Imagine you pick an option and you go that route. And all of a sudden you start to look for the dangers on that root. Now the other option may become more sexy just because it’s less fear producing. So you go back to that option. You go that route but then you also start to find out all the scenarios how it could go wrong on the current one.

When thinking about it all the thoughts messengers comes back with: “Anxiety, anxiety, anxiety.”

Now you are stuck at one of the routes surrounded by fear to go either one of those. And the anxiety is slowly building up so even standing itself starts to become anxious itself.

Vuala, and you have a state that I talked about at the start.

Here I am not going to say: “And this is the thing you should do.” I feel that’s a stupid thing to do. What I rather would try to do is to present an option that I used on my walks.

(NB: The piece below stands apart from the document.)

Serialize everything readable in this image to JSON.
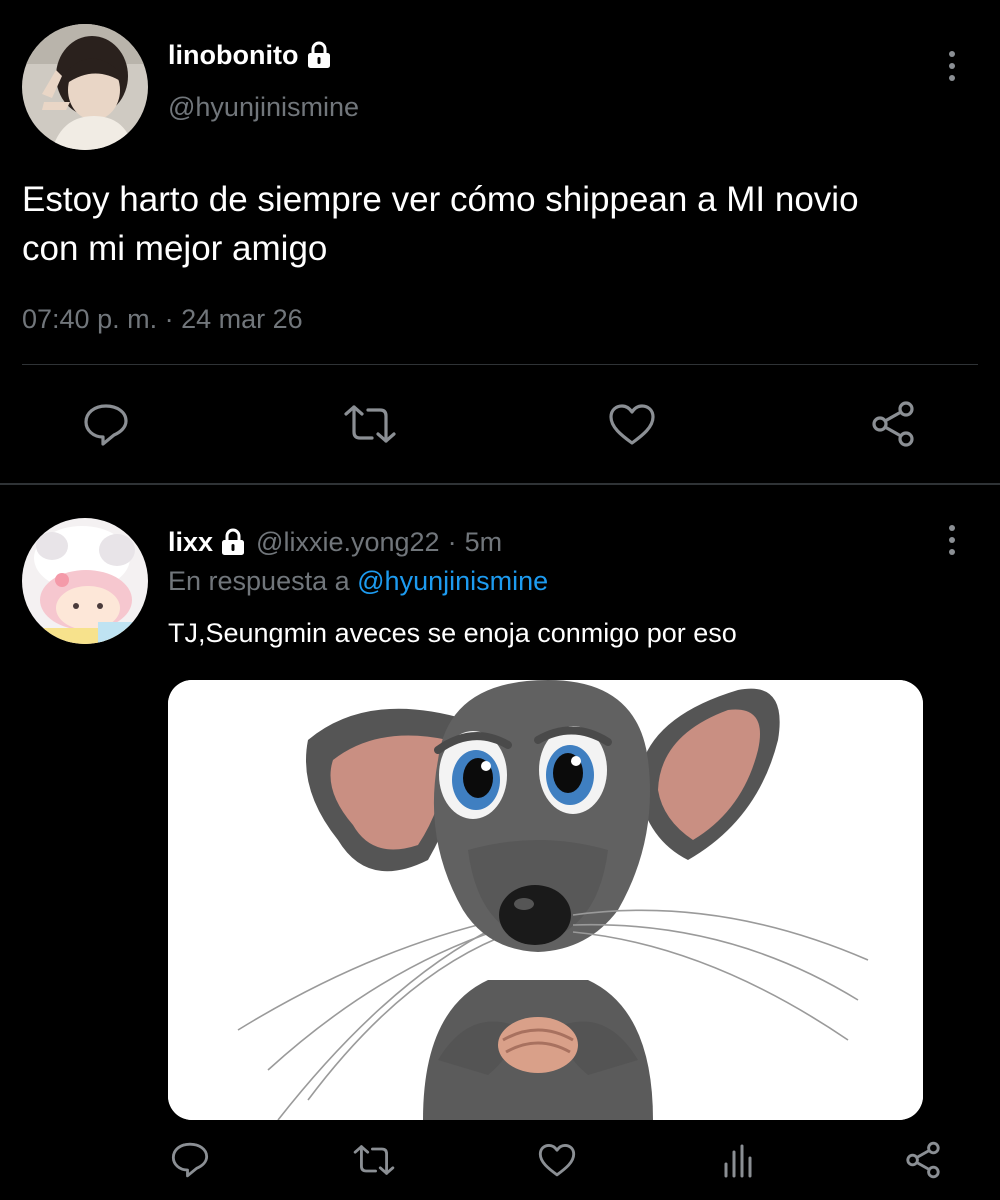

I stop, wait till the strong feelings wash all over me, so I can decide where to go free from the strong feelings. Granted, sometimes you don’t have the comfort of doing so. But we play with a situation that you have.

There are times when it doesn’t help and its getting even worse. The thought messenger are starting to knot at each other. What I did then, was to put the headphones on and played: “Father and Son by Cat Stevens.” Slowly trying to put down the anxiety that surrounds me.

Whatever the thing you’ll do, it seems like it’s great when lifting a bit the heaviness and squishiness of the options. It’s almost like one tries to find the opening to be free to do whatever. What do you think?

The one thing that I really try to listen to, and eat is my fear. Or whatever the emotion that there is, just eat it whole. The way to do it is easy:

Be present.

Whatever route you’ll pick in the end, there is a one thing I’d like to say.

Stand up straight and face it with your head up.

Or not, when you are running and trying to hide. Then don’t do this! It makes sense right?

Jokes inside, eat all of your feelings when deciding.

Take care, decide and enjoy the ride.

Bye,

Luke

I am starting crying listening to the soundtracks from Guardians of the Galaxy. Whoever picked the song for that movie I just want to say: “Thanks, I am touched!”